Véze­lay est à moins de 30 minutes de l’autoroute A6 (sor­ties Nitry ou Aval­lon). Si vous arri­vez par la D957, arrê­tez-vous à la Croix de Mont­joie (318 m), d’où se découvre la col­line de Véze­lay.

Matériel spécifique, équipement

Bonnes chaus­sures de ran­don­née. Carte, bous­sole, en-cas et bois­son. Ravi­taille­ment pos­sible à Véze­lay et à Saint-Père.

Art de vivre

Vous êtes en Bour­gogne.

Liens

Année où cet itinéraire a été parcouru

Mai 2017

« Gilbert n’aurait jamais osé espérer cet honneur. Vézelay, pour le Bourguignon qu’il était, c’était La Mecque. Il y était venu avec son grand-père, en carriole, pour la sainte Madeleine, tous les 22 juillet de son enfance, et il se souvenait de son émerveillement lorsque, passé la montée du Crot, on attaquait la descente sur Saint Père et que, d’un seul coup, à la Montjoie, on découvrait le tertre sacré couronné de cette longue basilique bloquée, à chaque extrémité, par ses tours carrées, dressées très haut dans le ciel d’été.
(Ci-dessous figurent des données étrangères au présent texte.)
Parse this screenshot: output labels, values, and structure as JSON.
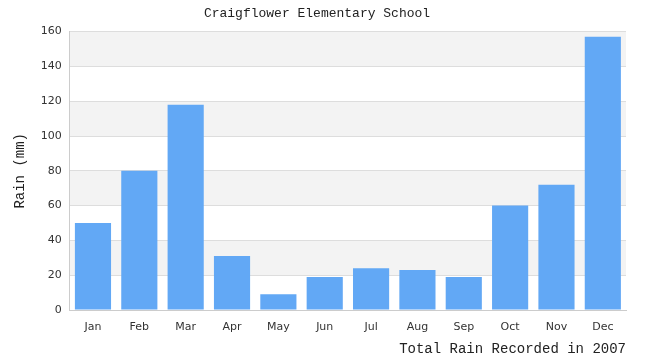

Le grand-père, alors, arrêtait Cocotte et, debout, se découvrait noblement et criait : « Montjoie ! » […]

Ce qu’il vit là, et qu’il n’avait jamais vu, n’ayant jamais feuilleté un livre d’art depuis les pèlerinages de sa petite enfance, l’intimida tellement qu’il ne put dormir les trois première nuits.

Ces tourbillons de plis enchaînés les uns aux autres donnaient au Christ central un mouvement tellement majestueux que jamais Gilbert n’aurait osé les imiter. Il resta confondu devant ce rythme éblouissant de spirales. Toute une journée, il resta immobile dans le narthex et lorsqu’il ressentit véritablement un vertige, il ne put s’empêcher de penser à la Gazette. Oui, tous ces personnages dansaient ! Ils dansaient sous la conduite du plus grand d’entre eux, celui qui jaillissait de la mandorle. Les autres sautillaient, comme impatients de le suivre, mais lui tournait, dansant littéralement, sans qu’aucun doute fût possible.
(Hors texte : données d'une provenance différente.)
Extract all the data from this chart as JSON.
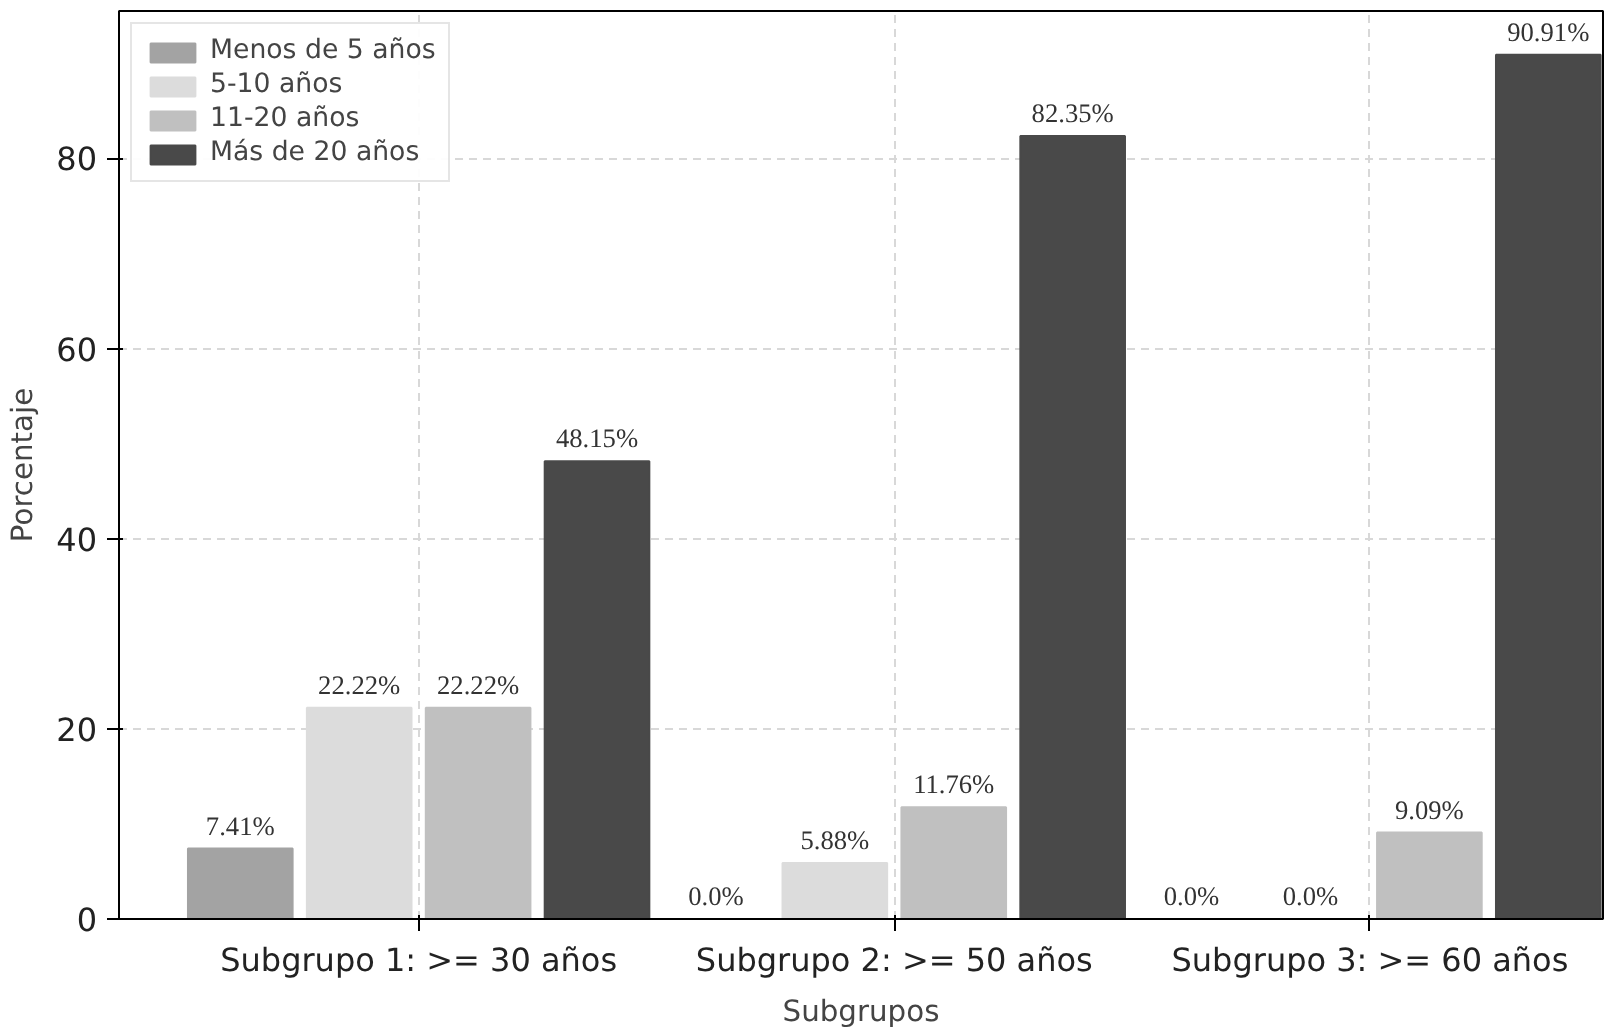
{
  "chart_data": {
    "type": "bar",
    "xlabel": "Subgrupos",
    "ylabel": "Porcentaje",
    "categories": [
      "Subgrupo 1: >= 30 años",
      "Subgrupo 2: >= 50 años",
      "Subgrupo 3: >= 60 años"
    ],
    "series": [
      {
        "name": "Menos de 5 años",
        "color": "#a3a3a3",
        "values": [
          7.41,
          0.0,
          0.0
        ],
        "value_labels": [
          "7.41%",
          "0.0%",
          "0.0%"
        ]
      },
      {
        "name": "5-10 años",
        "color": "#dcdcdc",
        "values": [
          22.22,
          5.88,
          0.0
        ],
        "value_labels": [
          "22.22%",
          "5.88%",
          "0.0%"
        ]
      },
      {
        "name": "11-20 años",
        "color": "#c0c0c0",
        "values": [
          22.22,
          11.76,
          9.09
        ],
        "value_labels": [
          "22.22%",
          "11.76%",
          "9.09%"
        ]
      },
      {
        "name": "Más de 20 años",
        "color": "#494949",
        "values": [
          48.15,
          82.35,
          90.91
        ],
        "value_labels": [
          "48.15%",
          "82.35%",
          "90.91%"
        ]
      }
    ],
    "ylim": [
      0,
      95.5
    ],
    "yticks": [
      0,
      20,
      40,
      60,
      80
    ],
    "grid": true,
    "legend": "top left"
  }
}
Et tout à coup, à force de le regarder fixement, Gilbert le vit tourbillonner. Il lui avait suffit pour cela de fixer simultanément les deux spirales de plis : celle du genou et celle de la hanche. Les spirales secondaires, celle du coude gauche et celle de l’épaule droite, se mirent en mouvement à leur tour, comme des remous, dans une eau profonde, entrainant d’autres remous en sens inverse, créant de larges et lentes interférences, frangées de clapotis.

Oui, cette danse de pierre évoquait l’eau, le tourbillon de la vie. Ou plutôt elle était la vie et le mouvement du monde. »

Henri Vincenot, Le Pape des escargots.